This a guest post by S R Srinivasan, SEBI registered fee-only investment advisor.  Financially independent, he believes in numbers based insights. You can approach him for your financial needs via

Mutual Fund Categories – Introduction

Starting late 2017, SEBI has introduced a standard categorization of mutual fund schemes.  At the highest level, there are 5 categories:

  • Equity Schemes
  •  Debt Schemes
  •  Hybrid Schemes
  • Solution-Oriented Schemes
  • Other Schemes (FoF, ETFs, Index funds, etc.)

These are further divided into sub-categories.  In this post, we use the word ‘Category’ loosely to mainly refer to the sub-category.

Notes:  1. There is no easy way to know the category of a mutual fund scheme.  The AMC would, of course, have the right information and should be used as the authoritative source.  Many of the mutual fund tools like ValueResearch, Morningstar, etc. use their grouping. It is mostly correct but can be wrong sometimes. e.g VRO groups Index funds along with Large Cap funds,  HDFC Children Gift fund as Hybrid Aggressive, etc.

2. Many of the avoidable categories have been voted so by the market itself – they have much fewer schemes. However, there are some very popular categories that are avoidable too.

Solution-Oriented Schemes – An entire category to avoid

There are two sub-categories here – both have a 5-year lock-in in most cases.

  • Retirement Fund – Scheme having a lock-in for at least 5 years or till retirement age whichever is earlier
  • Children’s Fund – Scheme having a lock-in for at least 5 years or till the child attains the age of majority whichever is earlier

The names can tug at your emotional strings.  But there is nothing that these funds do that many other categories of funds can’t do. Why lock into a fund with no perceived benefit? Plus the multiple NAV options in Retirement Funds are a nightmare to choose from.

Hybrid Funds to Avoid

Balanced Hybrid Fund

SEBI defines them this way:   Equity & Equity related instruments- between 40%  and 60% of total assets;  Debt instruments- between 40% and 60% of total assets;
No Arbitrage would be permitted in this scheme

These funds are neither here nor there.  A 20% differential is something an investor can manage herself. Unsurprisingly there are only a handful of schemes in this category.

Equity Savings Fund

These have been aptly called Chinese Dosa! There are some folks who like such things. But for most, these funds are more complex than necessary. They invest in a combination of equity, arbitrage and debt.  Most Arbitrage funds do this too, and without taking up open equity positions.  The typical returns are only slightly higher than Arbitrage funds and Debt funds, but the Standard Deviation is higher, much higher.

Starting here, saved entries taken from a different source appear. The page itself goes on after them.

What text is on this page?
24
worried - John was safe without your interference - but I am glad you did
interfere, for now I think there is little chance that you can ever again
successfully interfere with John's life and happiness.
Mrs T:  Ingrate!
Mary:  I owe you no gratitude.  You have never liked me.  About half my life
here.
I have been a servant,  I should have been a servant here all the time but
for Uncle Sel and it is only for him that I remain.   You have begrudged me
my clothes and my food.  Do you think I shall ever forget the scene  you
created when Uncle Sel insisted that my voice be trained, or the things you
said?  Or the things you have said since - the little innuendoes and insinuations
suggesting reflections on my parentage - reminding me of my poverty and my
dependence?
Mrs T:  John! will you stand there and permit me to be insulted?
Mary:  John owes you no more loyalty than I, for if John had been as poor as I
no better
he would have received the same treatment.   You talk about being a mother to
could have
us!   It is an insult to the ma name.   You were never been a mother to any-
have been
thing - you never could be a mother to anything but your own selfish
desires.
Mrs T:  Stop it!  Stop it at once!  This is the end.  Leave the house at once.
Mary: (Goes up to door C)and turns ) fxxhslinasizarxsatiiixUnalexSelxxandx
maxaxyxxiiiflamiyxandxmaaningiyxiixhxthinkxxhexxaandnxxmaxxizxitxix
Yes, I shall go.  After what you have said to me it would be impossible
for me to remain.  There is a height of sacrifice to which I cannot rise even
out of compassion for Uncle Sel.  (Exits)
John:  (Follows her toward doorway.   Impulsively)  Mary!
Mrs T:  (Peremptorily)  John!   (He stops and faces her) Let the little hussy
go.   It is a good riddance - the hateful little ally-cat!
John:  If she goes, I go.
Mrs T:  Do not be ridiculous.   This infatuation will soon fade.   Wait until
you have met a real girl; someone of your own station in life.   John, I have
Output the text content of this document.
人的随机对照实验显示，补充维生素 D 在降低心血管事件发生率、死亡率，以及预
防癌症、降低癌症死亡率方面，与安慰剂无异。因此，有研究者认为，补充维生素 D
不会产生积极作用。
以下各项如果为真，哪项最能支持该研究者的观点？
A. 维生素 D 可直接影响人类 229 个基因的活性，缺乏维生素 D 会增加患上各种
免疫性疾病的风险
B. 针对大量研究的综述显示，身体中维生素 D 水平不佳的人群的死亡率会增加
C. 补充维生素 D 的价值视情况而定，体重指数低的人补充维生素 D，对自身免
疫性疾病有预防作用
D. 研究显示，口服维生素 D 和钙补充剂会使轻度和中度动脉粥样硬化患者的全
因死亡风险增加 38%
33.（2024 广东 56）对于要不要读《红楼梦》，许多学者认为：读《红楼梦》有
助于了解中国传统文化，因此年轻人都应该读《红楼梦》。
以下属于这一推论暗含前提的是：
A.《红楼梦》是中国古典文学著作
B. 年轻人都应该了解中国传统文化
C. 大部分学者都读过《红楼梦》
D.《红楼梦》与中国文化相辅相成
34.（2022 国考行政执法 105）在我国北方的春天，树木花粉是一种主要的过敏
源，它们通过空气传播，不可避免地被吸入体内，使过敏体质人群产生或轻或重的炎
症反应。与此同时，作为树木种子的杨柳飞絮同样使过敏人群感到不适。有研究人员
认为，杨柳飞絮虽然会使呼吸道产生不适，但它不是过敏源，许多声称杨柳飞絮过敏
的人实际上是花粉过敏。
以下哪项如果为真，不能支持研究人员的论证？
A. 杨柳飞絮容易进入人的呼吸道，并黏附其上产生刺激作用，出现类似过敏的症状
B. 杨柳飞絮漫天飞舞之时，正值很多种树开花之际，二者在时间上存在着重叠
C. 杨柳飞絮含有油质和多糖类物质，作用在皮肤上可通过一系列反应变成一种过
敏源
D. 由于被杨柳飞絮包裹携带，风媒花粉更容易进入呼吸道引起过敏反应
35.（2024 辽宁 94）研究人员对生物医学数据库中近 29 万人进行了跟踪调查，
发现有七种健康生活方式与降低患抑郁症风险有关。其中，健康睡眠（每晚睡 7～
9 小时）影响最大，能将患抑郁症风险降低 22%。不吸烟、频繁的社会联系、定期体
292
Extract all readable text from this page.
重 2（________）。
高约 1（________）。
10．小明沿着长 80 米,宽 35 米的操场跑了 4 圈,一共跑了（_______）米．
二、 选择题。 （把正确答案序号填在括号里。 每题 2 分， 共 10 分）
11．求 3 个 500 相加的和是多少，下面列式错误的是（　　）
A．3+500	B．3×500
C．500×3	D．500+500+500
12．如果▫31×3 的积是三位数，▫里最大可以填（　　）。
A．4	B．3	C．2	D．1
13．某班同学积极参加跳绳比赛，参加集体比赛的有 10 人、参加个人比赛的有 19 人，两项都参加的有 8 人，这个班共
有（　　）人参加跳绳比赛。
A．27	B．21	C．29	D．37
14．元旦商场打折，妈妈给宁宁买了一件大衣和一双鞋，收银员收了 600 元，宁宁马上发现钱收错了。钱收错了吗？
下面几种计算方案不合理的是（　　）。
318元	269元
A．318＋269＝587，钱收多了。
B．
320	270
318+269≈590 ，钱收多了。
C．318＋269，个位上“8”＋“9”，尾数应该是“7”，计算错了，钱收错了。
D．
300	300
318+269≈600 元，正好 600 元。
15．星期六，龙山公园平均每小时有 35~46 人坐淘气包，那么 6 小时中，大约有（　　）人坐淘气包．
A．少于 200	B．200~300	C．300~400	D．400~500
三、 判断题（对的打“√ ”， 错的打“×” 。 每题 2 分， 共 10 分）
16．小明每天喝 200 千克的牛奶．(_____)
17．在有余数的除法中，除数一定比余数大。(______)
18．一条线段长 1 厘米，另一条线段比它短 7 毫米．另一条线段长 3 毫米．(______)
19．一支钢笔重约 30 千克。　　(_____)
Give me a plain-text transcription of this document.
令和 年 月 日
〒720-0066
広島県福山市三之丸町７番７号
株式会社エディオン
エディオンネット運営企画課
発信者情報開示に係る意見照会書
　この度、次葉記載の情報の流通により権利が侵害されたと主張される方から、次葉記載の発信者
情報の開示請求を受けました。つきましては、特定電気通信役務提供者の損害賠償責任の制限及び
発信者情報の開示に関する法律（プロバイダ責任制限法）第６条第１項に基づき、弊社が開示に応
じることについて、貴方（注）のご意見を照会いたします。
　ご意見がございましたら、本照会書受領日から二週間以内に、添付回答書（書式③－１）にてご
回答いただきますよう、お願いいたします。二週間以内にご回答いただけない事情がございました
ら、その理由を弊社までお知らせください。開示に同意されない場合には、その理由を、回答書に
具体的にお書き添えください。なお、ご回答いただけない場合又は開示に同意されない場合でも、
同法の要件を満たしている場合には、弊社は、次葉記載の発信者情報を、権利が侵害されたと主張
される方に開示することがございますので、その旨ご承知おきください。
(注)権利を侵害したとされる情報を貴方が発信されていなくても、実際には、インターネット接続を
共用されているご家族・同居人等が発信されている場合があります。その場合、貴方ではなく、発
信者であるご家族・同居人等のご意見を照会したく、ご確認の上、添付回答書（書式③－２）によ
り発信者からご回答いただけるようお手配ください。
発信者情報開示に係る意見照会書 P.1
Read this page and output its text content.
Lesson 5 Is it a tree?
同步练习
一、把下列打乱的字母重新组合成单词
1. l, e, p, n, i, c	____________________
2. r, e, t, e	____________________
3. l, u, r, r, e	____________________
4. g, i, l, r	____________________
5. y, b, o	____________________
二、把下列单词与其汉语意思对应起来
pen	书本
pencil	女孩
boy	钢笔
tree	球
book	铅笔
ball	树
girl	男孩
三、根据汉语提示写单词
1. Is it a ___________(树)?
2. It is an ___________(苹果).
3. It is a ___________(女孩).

A similar risk-return argument can be made for the Multi-Asset Allocation category too.

Debt Funds to Avoid

Medium Duration and above

There are in fact three categories here.  The first two are:

Medium Duration Fund – Investment in Debt & Money Market instruments such that the Macaulay duration of the portfolio is between 3 years – 4 years

Medium to Long Duration Fund – Investment in Debt & Money Market instruments such that the Macaulay duration of the portfolio is between  4 – 7 years

These durations are difficult to manage. SEBI even provides an escape clause of ‘adverse situations’. The funds can reduce the duration to as low as 1 year.  In effect, these can act like dynamic bond funds,  but with more constraints.  Almost all retail investors can avoid this category, though there are almost 20 schemes in each category.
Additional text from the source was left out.